Noémi—I’m sure of it. In the French literary world, we like mundane discussion, sometimes without paying attention to what is being said. The British reviews I’ve read so far were much more interesting and richer than the reviews I got in France. In France, we separate the message from the style. It’s as if when you want to say something, you just need to find the right style, to apply to the narrative. People will say: “it’s an interesting topic, and on top of that, it’s well written and the style is interesting.” But in reality, that’s not how writing works. Ideas are intertwined with form, they’re not independent.
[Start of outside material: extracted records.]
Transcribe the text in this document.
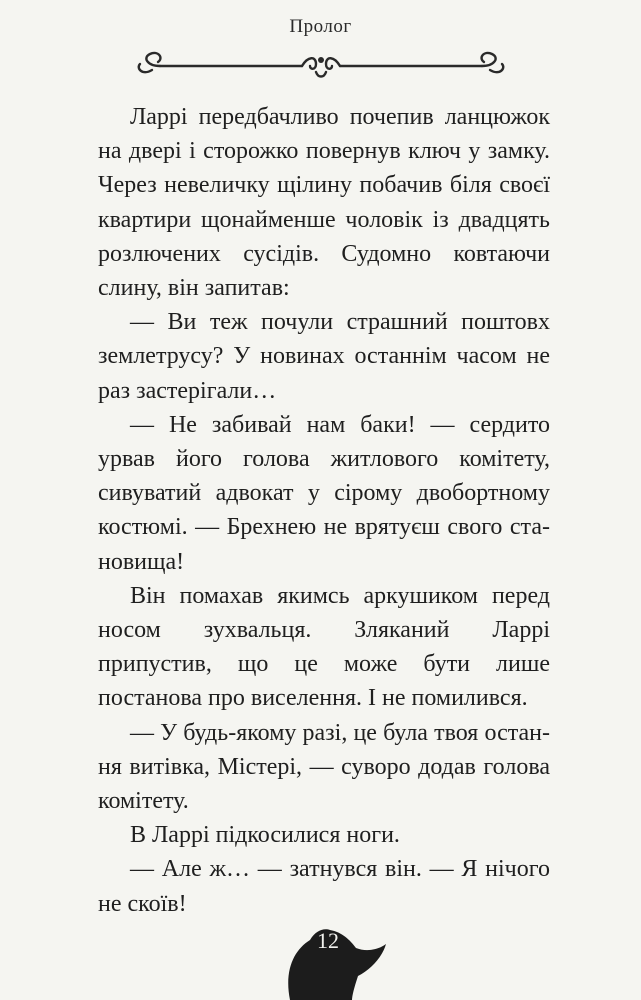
Пролог

Ларрі передбачливо почепив ланцюжок на двері і сторожко повернув ключ у замку. Через невеличку щілину побачив біля своєї квартири щонайменше чоловік із двадцять розлючених сусідів. Судомно ковтаючи слину, він запитав:

— Ви теж почули страшний поштовх землетрусу? У новинах останнім часом не раз застерігали…

— Не забивай нам баки! — сердито урвав його голова житлового комітету, сивуватий адвокат у сірому двобортному костюмі. — Брехнею не врятуєш свого становища!

Він помахав якимсь аркушиком перед носом зухвальця. Зляканий Ларрі припустив, що це може бути лише постанова про виселення. І не помилився.

— У будь-якому разі, це була твоя остання витівка, Містері, — суворо додав голова комітету.

В Ларрі підкосилися ноги.

— Але ж… — затнувся він. — Я нічого не скоїв!

12
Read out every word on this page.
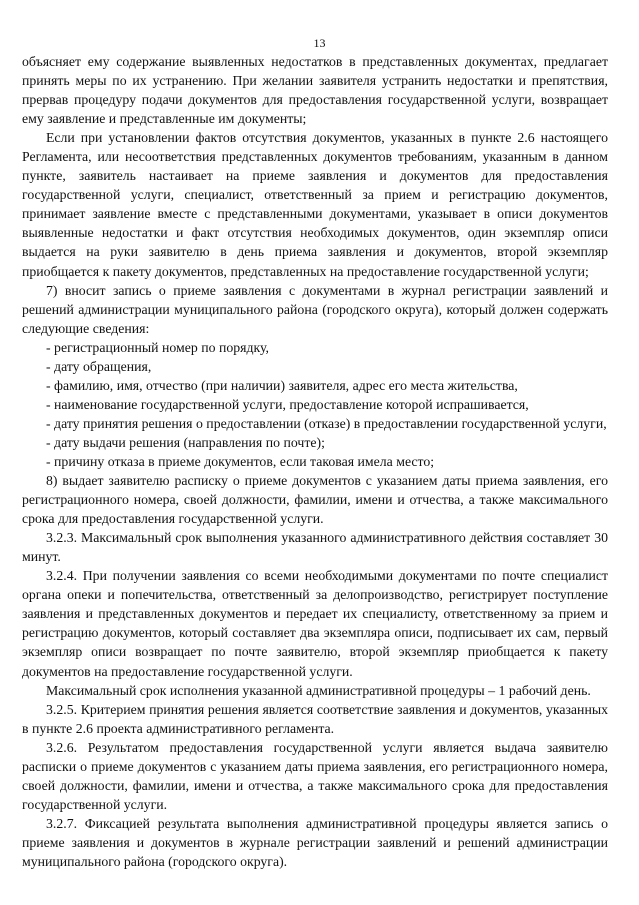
13

объясняет ему содержание выявленных недостатков в представленных документах, предлагает принять меры по их устранению. При желании заявителя устранить недостатки и препятствия, прервав процедуру подачи документов для предоставления государственной услуги, возвращает ему заявление и представленные им документы;

Если при установлении фактов отсутствия документов, указанных в пункте 2.6 настоящего Регламента, или несоответствия представленных документов требованиям, указанным в данном пункте, заявитель настаивает на приеме заявления и документов для предоставления государственной услуги, специалист, ответственный за прием и регистрацию документов, принимает заявление вместе с представленными документами, указывает в описи документов выявленные недостатки и факт отсутствия необходимых документов, один экземпляр описи выдается на руки заявителю в день приема заявления и документов, второй экземпляр приобщается к пакету документов, представленных на предоставление государственной услуги;

7) вносит запись о приеме заявления с документами в журнал регистрации заявлений и решений администрации муниципального района (городского округа), который должен содержать следующие сведения:

- регистрационный номер по порядку,

- дату обращения,

- фамилию, имя, отчество (при наличии) заявителя, адрес его места жительства,

- наименование государственной услуги, предоставление которой испрашивается,

- дату принятия решения о предоставлении (отказе) в предоставлении государственной услуги,

- дату выдачи решения (направления по почте);

- причину отказа в приеме документов, если таковая имела место;

8) выдает заявителю расписку о приеме документов с указанием даты приема заявления, его регистрационного номера, своей должности, фамилии, имени и отчества, а также максимального срока для предоставления государственной услуги.

3.2.3. Максимальный срок выполнения указанного административного действия составляет 30 минут.

3.2.4. При получении заявления со всеми необходимыми документами по почте специалист органа опеки и попечительства, ответственный за делопроизводство, регистрирует поступление заявления и представленных документов и передает их специалисту, ответственному за прием и регистрацию документов, который составляет два экземпляра описи, подписывает их сам, первый экземпляр описи возвращает по почте заявителю, второй экземпляр приобщается к пакету документов на предоставление государственной услуги.

Максимальный срок исполнения указанной административной процедуры – 1 рабочий день.

3.2.5. Критерием принятия решения является соответствие заявления и документов, указанных в пункте 2.6 проекта административного регламента.

3.2.6. Результатом предоставления государственной услуги является выдача заявителю расписки о приеме документов с указанием даты приема заявления, его регистрационного номера, своей должности, фамилии, имени и отчества, а также максимального срока для предоставления государственной услуги.

3.2.7. Фиксацией результата выполнения административной процедуры является запись о приеме заявления и документов в журнале регистрации заявлений и решений администрации муниципального района (городского округа).
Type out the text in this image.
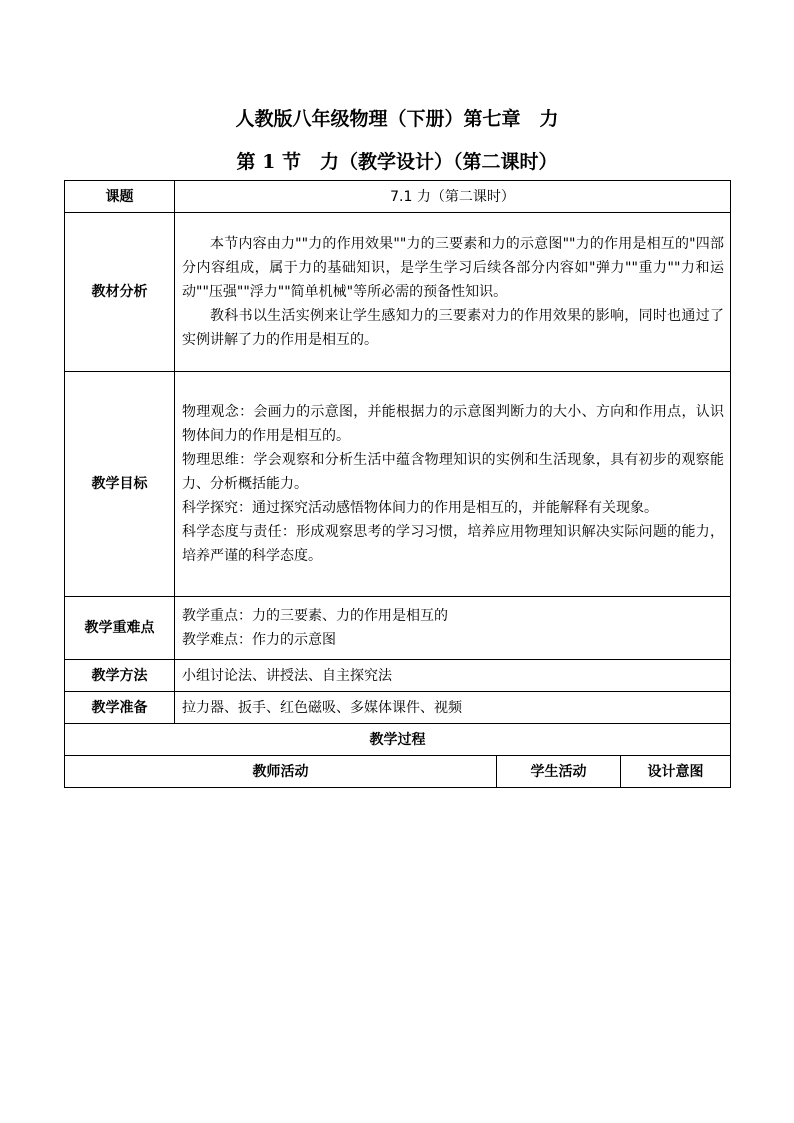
人教版八年级物理（下册）第七章　力
第 1 节　力（教学设计）（第二课时）
课题	7.1 力（第二课时）		
教材分析	本节内容由力""力的作用效果""力的三要素和力的示意图""力的作用是相互的"四部分内容组成，属于力的基础知识，是学生学习后续各部分内容如"弹力""重力""力和运动""压强""浮力""简单机械"等所必需的预备性知识。

教科书以生活实例来让学生感知力的三要素对力的作用效果的影响，同时也通过了实例讲解了力的作用是相互的。		

教学目标	物理观念：会画力的示意图，并能根据力的示意图判断力的大小、方向和作用点，认识物体间力的作用是相互的。

物理思维：学会观察和分析生活中蕴含物理知识的实例和生活现象，具有初步的观察能力、分析概括能力。

科学探究：通过探究活动感悟物体间力的作用是相互的，并能解释有关现象。

科学态度与责任：形成观察思考的学习习惯，培养应用物理知识解决实际问题的能力，培养严谨的科学态度。		

教学重难点	教学重点：力的三要素、力的作用是相互的

教学难点：作力的示意图		

教学方法	小组讨论法、讲授法、自主探究法		
教学准备	拉力器、扳手、红色磁吸、多媒体课件、视频		
教学过程			
教师活动		学生活动	设计意图
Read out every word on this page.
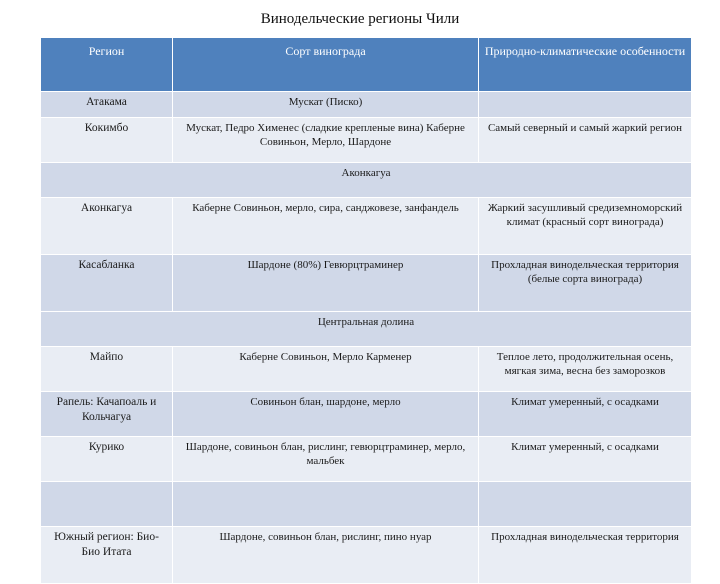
Винодельческие регионы Чили
Регион	Сорт винограда	Природно-климатические особенности
Атакама	Мускат (Писко)	
Кокимбо	Мускат, Педро Хименес (сладкие крепленые вина) Каберне Совиньон, Мерло, Шардоне	Самый северный и самый жаркий регион
Аконкагуа		
Аконкагуа	Каберне Совиньон, мерло, сира, санджовезе, занфандель	Жаркий засушливый средиземноморский климат (красный сорт винограда)
Касабланка	Шардоне (80%) Гевюрцтраминер	Прохладная винодельческая территория (белые сорта винограда)
Центральная долина		
Майпо	Каберне Совиньон, Мерло Карменер	Теплое лето, продолжительная осень, мягкая зима, весна без заморозков
Рапель: Качапоаль и Кольчагуа	Совиньон блан, шардоне, мерло	Климат умеренный, с осадками
Курико	Шардоне, совиньон блан, рислинг, гевюрцтраминер, мерло, мальбек	Климат умеренный, с осадками

Южный регион: Био-Био Итата	Шардоне, совиньон блан, рислинг, пино нуар	Прохладная винодельческая территория
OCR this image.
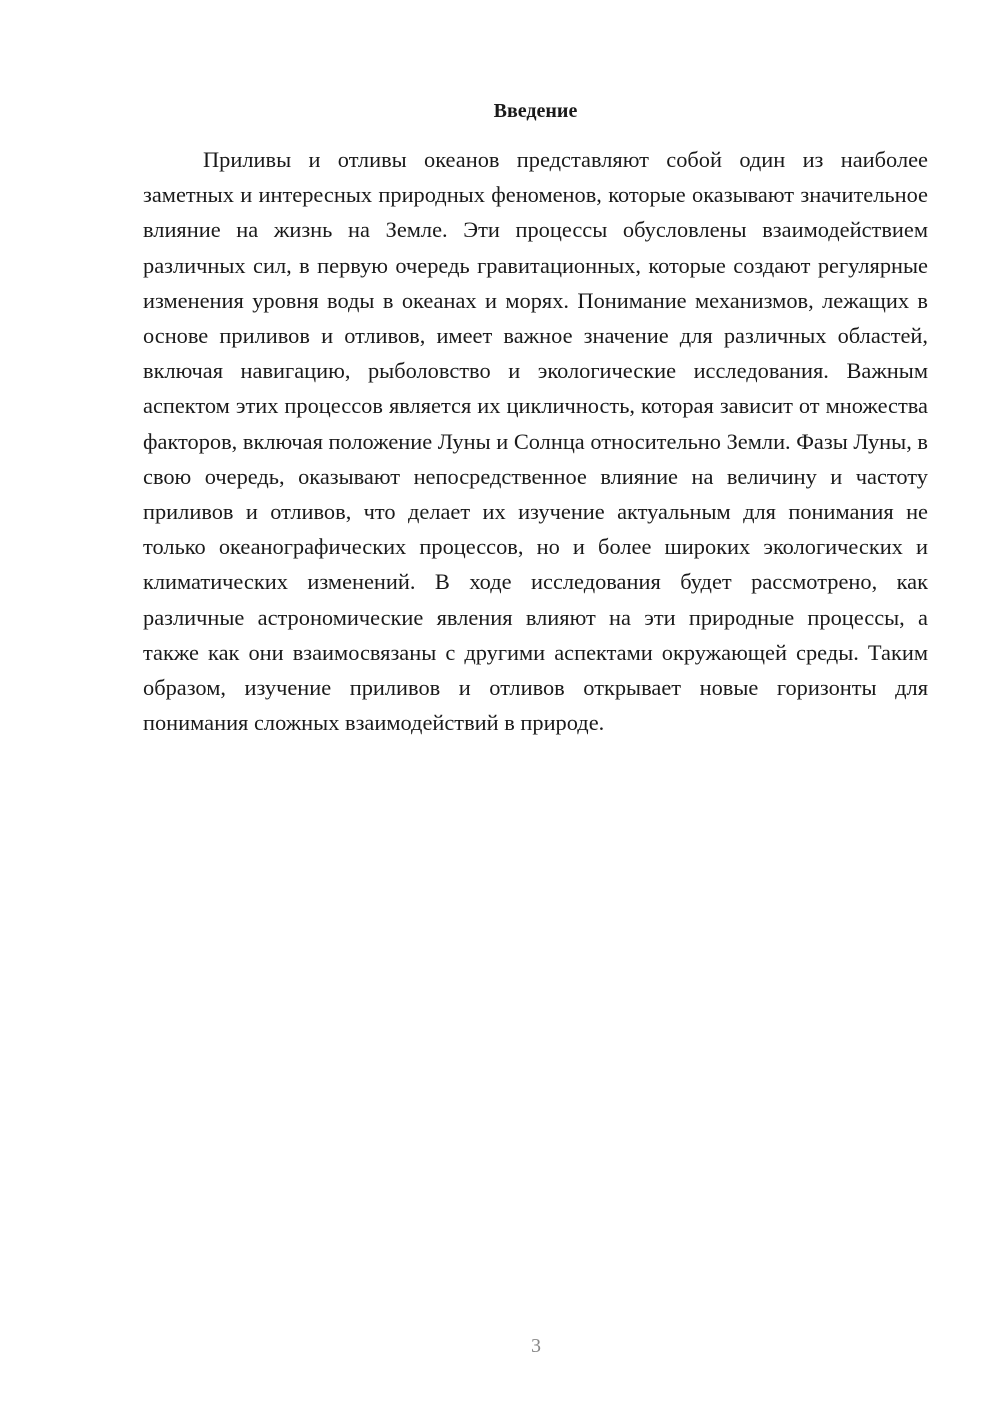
Введение

Приливы и отливы океанов представляют собой один из наиболее заметных и интересных природных феноменов, которые оказывают значительное влияние на жизнь на Земле. Эти процессы обусловлены взаимодействием различных сил, в первую очередь гравитационных, которые создают регулярные изменения уровня воды в океанах и морях. Понимание механизмов, лежащих в основе приливов и отливов, имеет важное значение для различных областей, включая навигацию, рыболовство и экологические исследования. Важным аспектом этих процессов является их цикличность, которая зависит от множества факторов, включая положение Луны и Солнца относительно Земли. Фазы Луны, в свою очередь, оказывают непосредственное влияние на величину и частоту приливов и отливов, что делает их изучение актуальным для понимания не только океанографических процессов, но и более широких экологических и климатических изменений. В ходе исследования будет рассмотрено, как различные астрономические явления влияют на эти природные процессы, а также как они взаимосвязаны с другими аспектами окружающей среды. Таким образом, изучение приливов и отливов открывает новые горизонты для понимания сложных взаимодействий в природе.

3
And British readers know that.

Document—From an American perspective, will any of the book ring particularly true to readers over there?

Noémi—The culture of the history of Jews in America is important, much more than in France because many Jews left for America after 1933. This relation to memory is important. I met some Jewish readers in France, who were very affected by the history of the Third Reich and the French position—Vichy, etc. And they really read the book with a special attention, and in a much more educated way than other readers. I think in America, there are more readers who will be curious about it, who will want to tie this book to their own story. Thomas Mann and Adorno were in America, the pianist in the novel too. There’s an unfinished, open reflection in America that might allow one to understand the novel differently.

This interview has been lightly edited and condensed for clarity. It has been translated from the French.